11:32:06 AM May 1st 2017
While I was doing Example Indentation clean up, I came across this example, which I removed:
- In the Harry Potter Expanded Universe, different wizarding schools serve vastly different-sized areas. While Hogwarts only serves the UK, Uagodou serves all of Africa while Ilvermorny serves all of North America. Though it's unclear what percentage of the human population has magic, this still leaves individual schools serving populations several times larger than Hogwarts.
04:45:19 PM May 31st 2014
So, regarding the Modern Warfare 2 example, while it is a headscratcher as to where the enemies get their fuel, can't they just steal the food they need from American towns and cities they invade? Hell, you even encounter a soldier raiding an abandoned house's fridge pretty early on if memory serves correctly.
11:14:54 PM Jul 30th 2013
edited by 188.8.131.52
edited by 184.108.40.206
I am sorely tempted to add the following as a general point to the Real Time Strategy folder (Notes in single brackets): In most cases in this genre, [as this genre usually conducts its missions over the course of 1-2 in-game (Earth) days in an area the size of a city,] the units themselves can be considered an example as, given unlimited funds and sufficient upkeep (and headcount) margin, one can crank out any number of grunts from a Barracks facility over the course of a mission with no evidence of in-battle troop reinforcement whatsoever.
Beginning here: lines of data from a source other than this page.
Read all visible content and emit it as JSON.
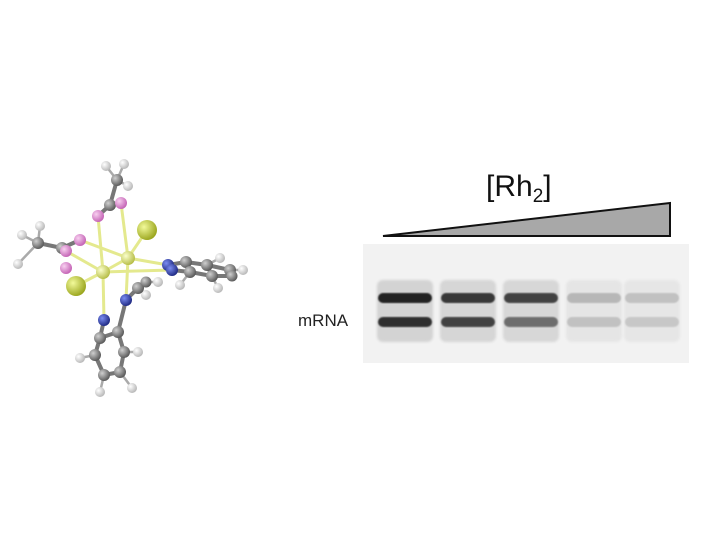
{
  "gel": {
    "concentration_label": "[Rh",
    "concentration_subscript": "2",
    "concentration_suffix": "]",
    "band_label": "mRNA",
    "lane_count": 5,
    "band_intensity_upper": [
      0.95,
      0.85,
      0.8,
      0.25,
      0.2
    ],
    "band_intensity_lower": [
      0.9,
      0.8,
      0.6,
      0.2,
      0.17
    ]
  },
  "colors": {
    "triangle": "#a8a8a8",
    "carbon": "#7a7a7a",
    "hydrogen": "#e6e6e6",
    "oxygen": "#e48fd6",
    "nitrogen": "#2f3fb8",
    "rhodium": "#d9e07a",
    "chlorine": "#c9d630"
  },
  "molecule": {
    "icon": "rh2-complex-ball-and-stick-model"
  }
}
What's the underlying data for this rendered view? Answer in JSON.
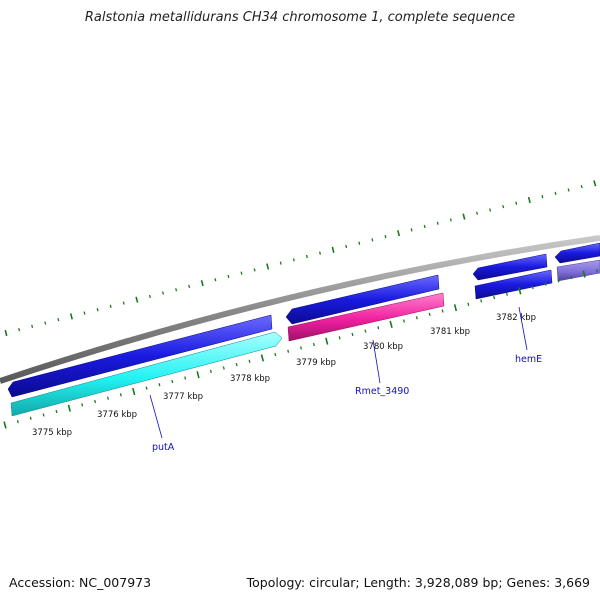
{
  "title": "Ralstonia metallidurans CH34 chromosome 1, complete sequence",
  "footer": {
    "accession": "Accession: NC_007973",
    "topology": "Topology: circular; Length: 3,928,089 bp; Genes: 3,669"
  },
  "colors": {
    "backbone": "#8a8a8a",
    "tick": "#1a7a1a",
    "gene_forward": "#1a1ae0",
    "gene_cyan": "#22f2f2",
    "gene_pink": "#f020a0",
    "gene_purple": "#8070d8",
    "label": "#1010c8"
  },
  "ticks": [
    {
      "label": "3775 kbp"
    },
    {
      "label": "3776 kbp"
    },
    {
      "label": "3777 kbp"
    },
    {
      "label": "3778 kbp"
    },
    {
      "label": "3779 kbp"
    },
    {
      "label": "3780 kbp"
    },
    {
      "label": "3781 kbp"
    },
    {
      "label": "3782 kbp"
    }
  ],
  "genes": [
    {
      "name": "putA",
      "strand": "reverse",
      "color": "cyan"
    },
    {
      "name": "Rmet_3490",
      "strand": "reverse",
      "color": "pink"
    },
    {
      "name": "hemE",
      "strand": "reverse",
      "color": "blue"
    }
  ]
}
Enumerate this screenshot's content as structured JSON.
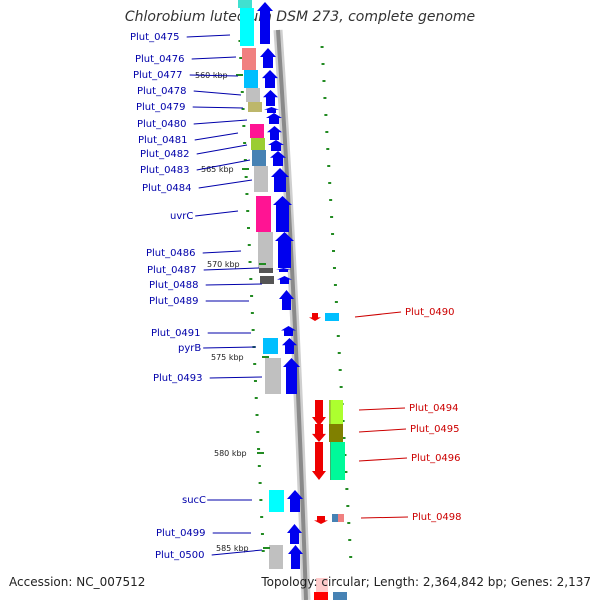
{
  "title": "Chlorobium luteolum DSM 273, complete genome",
  "footer": {
    "accession": "Accession: NC_007512",
    "topology": "Topology: circular; Length: 2,364,842 bp; Genes: 2,137"
  },
  "colors": {
    "forward_arrow": "#0000ee",
    "reverse_arrow": "#ee0000",
    "backbone": "#888888",
    "ticks": "#228b22",
    "left_label": "#0000aa",
    "right_label": "#cc0000"
  },
  "scale_labels": [
    "560 kbp",
    "565 kbp",
    "570 kbp",
    "575 kbp",
    "580 kbp",
    "585 kbp"
  ],
  "left_genes": [
    "Plut_0475",
    "Plut_0476",
    "Plut_0477",
    "Plut_0478",
    "Plut_0479",
    "Plut_0480",
    "Plut_0481",
    "Plut_0482",
    "Plut_0483",
    "Plut_0484",
    "uvrC",
    "Plut_0486",
    "Plut_0487",
    "Plut_0488",
    "Plut_0489",
    "Plut_0491",
    "pyrB",
    "Plut_0493",
    "sucC",
    "Plut_0499",
    "Plut_0500"
  ],
  "right_genes": [
    "Plut_0490",
    "Plut_0494",
    "Plut_0495",
    "Plut_0496",
    "Plut_0498"
  ]
}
Tiberium and minerals may be refinable to make metal alloys for the vehicles and guns, but they would seem unsuitable for growing the actual meatbags that use them. Furthermore, these units can be produced at any Barracks, regardless of said Barracks' proximity to the front. This latter point shoots down the Hand Wave that the meatbags were deployed in advance; to which Barracks (yet to be built) would they have been assigned?[The fact that they can be trained to fulfill any role falls under Instant Expert.] Note that this item does not apply to factions where Send in the Clones or teleportation is given as an in-story "recruitment" process.
02:21:11 AM Aug 5th 2012
I don't know about anyone else, but the Total War series doesn't really seem to avert this trope. Three examples are provided: ammo, exhaustion, and upkeep. Ammo is more an example of averting bottomless magazines, because even though they run out during battle, firing arrows has no effect on the grand strategy parts; as for exhaustion, it doesn't seem to be easy logistics, not really calling the idea of supply lines to thought; upkeep is the closest thing, but even then you can supply a unit on the exact opposite end of the map. This is handwaved by pillaging, but food isn't the only thing you need to supply an army, and considering your army can easily live off of food pillaged from the Sahara, the logistics isn't exactly difficult.
02:25:46 AM Aug 5th 2012
Actually, rereading, almost all of the "aversions" are really just examples of games handwaving supplies with upkeep. To say that upkeep accounts for a large portion of logistics in invading is an awful joke. There is never a mention of how that supply gets to the front.
05:27:55 PM Jul 8th 2012
Ooooookay, there seem to be more cases of aversions and subversions than there are actual examples. Should we make a Logistics In Fiction trope just because people taking into account logistics is so prevalent?